Gut commensal microbes do not represent a dominant antigenic source for continuous CD4+ T-cell activation during HIV-1 infection

Chronic immune activation is a hallmark of HIV-1 infection; specifically, the activation of T cells has predictive value for progression to AIDS. The majority of hyperactivated T cells are not HIV-specific and their antigenic specificities remain poorly understood. Translocation of gut luminal microbial products to systemic sites contributes to chronic immune activation during HIV-1 infection, but how it affects (TCR-dependent) immune activation remains elusive. We hypothesized that gut luminal antigens foster activation of CD4(+) T cells with specificities for commensal bacterial antigens, thereby contributing to the pool of activated CD4(+) T cells in the circulation of HIV-1 infected individuals.
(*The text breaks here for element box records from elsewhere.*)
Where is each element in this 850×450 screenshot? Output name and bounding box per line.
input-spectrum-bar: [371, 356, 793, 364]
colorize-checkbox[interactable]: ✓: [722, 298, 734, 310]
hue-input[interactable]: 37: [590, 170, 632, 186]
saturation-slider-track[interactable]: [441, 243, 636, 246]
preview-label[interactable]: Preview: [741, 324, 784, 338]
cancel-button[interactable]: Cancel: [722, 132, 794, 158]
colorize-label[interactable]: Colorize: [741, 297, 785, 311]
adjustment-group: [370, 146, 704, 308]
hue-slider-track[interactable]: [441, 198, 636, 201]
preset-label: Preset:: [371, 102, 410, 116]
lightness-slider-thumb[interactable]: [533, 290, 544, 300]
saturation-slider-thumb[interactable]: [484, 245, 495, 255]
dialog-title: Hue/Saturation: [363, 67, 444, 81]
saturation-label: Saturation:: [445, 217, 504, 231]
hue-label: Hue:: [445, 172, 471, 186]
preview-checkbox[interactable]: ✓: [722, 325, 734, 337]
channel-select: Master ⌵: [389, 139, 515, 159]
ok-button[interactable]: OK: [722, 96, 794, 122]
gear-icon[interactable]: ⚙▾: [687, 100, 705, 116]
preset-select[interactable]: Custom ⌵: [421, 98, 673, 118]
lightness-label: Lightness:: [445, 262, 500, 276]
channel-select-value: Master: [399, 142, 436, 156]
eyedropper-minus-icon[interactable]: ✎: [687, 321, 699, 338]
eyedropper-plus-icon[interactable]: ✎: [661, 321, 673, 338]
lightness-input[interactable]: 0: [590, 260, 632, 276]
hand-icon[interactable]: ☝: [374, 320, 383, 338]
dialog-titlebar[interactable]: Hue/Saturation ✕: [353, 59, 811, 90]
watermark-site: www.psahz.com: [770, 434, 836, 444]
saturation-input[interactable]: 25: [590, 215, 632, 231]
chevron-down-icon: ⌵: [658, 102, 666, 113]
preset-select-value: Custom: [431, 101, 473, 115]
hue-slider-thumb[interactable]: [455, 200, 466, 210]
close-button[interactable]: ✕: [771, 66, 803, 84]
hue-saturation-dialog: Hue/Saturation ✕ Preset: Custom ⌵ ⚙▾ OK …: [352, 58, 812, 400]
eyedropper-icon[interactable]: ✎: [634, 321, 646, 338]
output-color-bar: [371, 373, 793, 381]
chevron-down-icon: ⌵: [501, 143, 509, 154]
To test this hypothesis, we quantified the frequencies of gut microbe-specific CD4(+) T cells by cytokine production upon restimulation with selected gut commensal microbial antigens. Contrary to our hypothesis, we did not observe increased but rather decreased frequencies of gut microbe-specific CD4(+) T cells in HIV-1 infected individuals compared to healthy controls. We conclude that the increased activation status of circulating CD4(+) T cells in HIV-1 infected individuals is not driven by CD4(+) T cells with specificities for commensal bacterial antigens.